Increasing concerns over China

  • Britain's relationship with China has slid to its most confrontational levels in a generation, chiefly because of the national security law Beijing has imposed in Hong Kong and London's decision to ban 5G network services by Huawei Technologies, which it contends is closely linked to the Chinese government.
  • Increasing concerns over China's assertive moves in the Indo-Pacific have also resulted in greater diplomatic efforts in the region by the US, Britain and the European Union - with India, Australia and the 10-nation Asean group at the forefront of their focus.

Conclusion

The best way forward is to take this forward in a pragmatic way rather than in an ideological or evangelical way.  India does not have to go too hard on the D-10 as it might lead to leaving out some other countries that are not formal democracies. India’s interest lies in forming a broad coalition that takes care of the rise of China.

Value Addition

What is the G7?

  • The G7 (or Group of Seven) is an organisation made up of the world's seven largest so-called advanced economies: Canada, France, Germany, Italy, Japan, the United Kingdom and the United States.
  • Together, the G7 countries represent 40% of global GDP and 10% of the world’s population.
  • It was for a while, known as the G8 as it also included Russia, but after their 2014 annexation of Crimea, they were booted out of the summit, reducing it to the G7.
  • The group regards itself as "a community of values", with freedom and human rights, democracy and the rule of law, and prosperity and sustainable development as its key principles.

Background

  • The concept of a yearly forum for the world’s major industrialised countries emerged before 1973.
  • However, its progress accelerated after the 1973 oil crisis, where the US convened an informal gathering of finance ministers from West Germany, France and the United Kingdom ahead of a proper gathering.
    • G5: It later expanded to involve Japan to become the G5.
    • G6: Two years later in 1975, it included Italy, becoming the G6
    • G7: Canada joined in 1976 to create the G7.
    • G8: In 1998, years after the end of the Cold War, Russia was invited for the first time, marking a major turning point in world relations.
  • This ended in 2014 after Russia annexed Crimea with the group returning to its previous G7 lineup.

G-7 and G-20

  • The G-20 is a larger group of countries, which also includes G7 members.
  • The G-20 was formed in 1999, in response to a felt need to bring more countries on board to address global economic concerns.
  • Apart from the G-7 countries, the G-20 comprises Argentina, Australia, Brazil, China, India, Indonesia, Mexico, Russia, Saudi Arabia, South Africa, South Korea, and
  • Together, the G-20 countries make up around 80% of the world’s economy.
  • As opposed to the G-7, which discusses a broad range of issues, deliberations at the G-20 are confined to those concerning the global economy and financial markets. India is slated to host a G-20 summit in 2022.

How the G-7 summit works?

  • Annual Summits: The G-7 nations meet at annual summits that are presided over by leaders of member countries on a rotational basis.
    • Discussion on global issues: The summit is an informal gathering that lasts two days, in which leaders of member countries discuss a wide range of global issues.
    • Invited dignitaries outside the group: The host country typically gets to invite dignitaries from outside the G-7 to attend the Summit.
  • The groundwork for the summit, including matters to be discussed and follow-up meetings, is done by the “sherpas”, who are generally personal representatives or members of diplomatic staff such as ambassadors.
    • The sherpa for Prime Minister Modi at last year’s summit was former Union Minister Suresh Prabhu.

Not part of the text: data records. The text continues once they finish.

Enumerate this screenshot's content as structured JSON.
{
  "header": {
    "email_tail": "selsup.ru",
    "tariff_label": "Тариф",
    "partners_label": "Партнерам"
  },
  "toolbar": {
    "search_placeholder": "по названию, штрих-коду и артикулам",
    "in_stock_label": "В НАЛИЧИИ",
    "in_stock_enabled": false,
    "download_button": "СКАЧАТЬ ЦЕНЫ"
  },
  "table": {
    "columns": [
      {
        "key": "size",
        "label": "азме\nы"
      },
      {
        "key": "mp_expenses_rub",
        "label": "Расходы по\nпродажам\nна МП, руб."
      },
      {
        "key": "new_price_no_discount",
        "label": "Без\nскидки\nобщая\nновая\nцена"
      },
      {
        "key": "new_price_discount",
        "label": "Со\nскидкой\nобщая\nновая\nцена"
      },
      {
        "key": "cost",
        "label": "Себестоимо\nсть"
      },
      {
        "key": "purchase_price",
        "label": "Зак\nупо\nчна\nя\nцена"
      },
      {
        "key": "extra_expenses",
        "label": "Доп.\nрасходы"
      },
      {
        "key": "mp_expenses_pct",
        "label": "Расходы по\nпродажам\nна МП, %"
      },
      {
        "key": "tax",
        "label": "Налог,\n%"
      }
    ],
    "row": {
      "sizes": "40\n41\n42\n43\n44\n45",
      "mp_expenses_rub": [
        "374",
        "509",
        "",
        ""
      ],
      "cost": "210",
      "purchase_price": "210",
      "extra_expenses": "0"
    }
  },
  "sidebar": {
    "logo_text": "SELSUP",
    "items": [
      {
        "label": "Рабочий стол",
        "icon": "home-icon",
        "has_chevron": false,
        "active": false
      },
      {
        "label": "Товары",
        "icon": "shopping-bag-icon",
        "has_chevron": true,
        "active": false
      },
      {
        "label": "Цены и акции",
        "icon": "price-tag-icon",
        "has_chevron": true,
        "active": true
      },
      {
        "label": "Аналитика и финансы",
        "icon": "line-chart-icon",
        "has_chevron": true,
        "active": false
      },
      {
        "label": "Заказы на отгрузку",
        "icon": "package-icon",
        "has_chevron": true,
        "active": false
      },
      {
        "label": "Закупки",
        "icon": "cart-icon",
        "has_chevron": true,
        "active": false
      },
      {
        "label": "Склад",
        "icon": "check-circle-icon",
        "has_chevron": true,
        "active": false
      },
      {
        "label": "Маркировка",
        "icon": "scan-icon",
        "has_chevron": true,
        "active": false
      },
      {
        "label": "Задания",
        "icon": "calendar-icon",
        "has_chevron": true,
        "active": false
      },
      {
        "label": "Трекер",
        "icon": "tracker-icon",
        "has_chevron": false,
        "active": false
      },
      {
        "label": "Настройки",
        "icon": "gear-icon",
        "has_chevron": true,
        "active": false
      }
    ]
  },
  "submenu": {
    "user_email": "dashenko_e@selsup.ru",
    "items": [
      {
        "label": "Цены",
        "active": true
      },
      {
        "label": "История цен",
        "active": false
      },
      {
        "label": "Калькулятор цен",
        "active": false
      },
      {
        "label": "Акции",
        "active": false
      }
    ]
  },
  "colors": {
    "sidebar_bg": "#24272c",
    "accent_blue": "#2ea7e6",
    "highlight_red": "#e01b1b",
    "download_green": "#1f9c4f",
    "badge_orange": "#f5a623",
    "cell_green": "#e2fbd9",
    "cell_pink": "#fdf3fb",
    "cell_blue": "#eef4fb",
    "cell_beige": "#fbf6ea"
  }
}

Successive presence at the Summit

  • As for India, this could be its second successive presence at the Summit as a special invitee.
  • Modi had attended the Summit hosted by France as President Emmanuel Macron's special guest.
  • PM Modi’s predecessor Manmohan Singh had attendedthe G7 Summits (then G8) five times — in 2005 (UK), 2006 (Russia), 2007 (Germany), 2008 (Japan) and 2009 (Italy).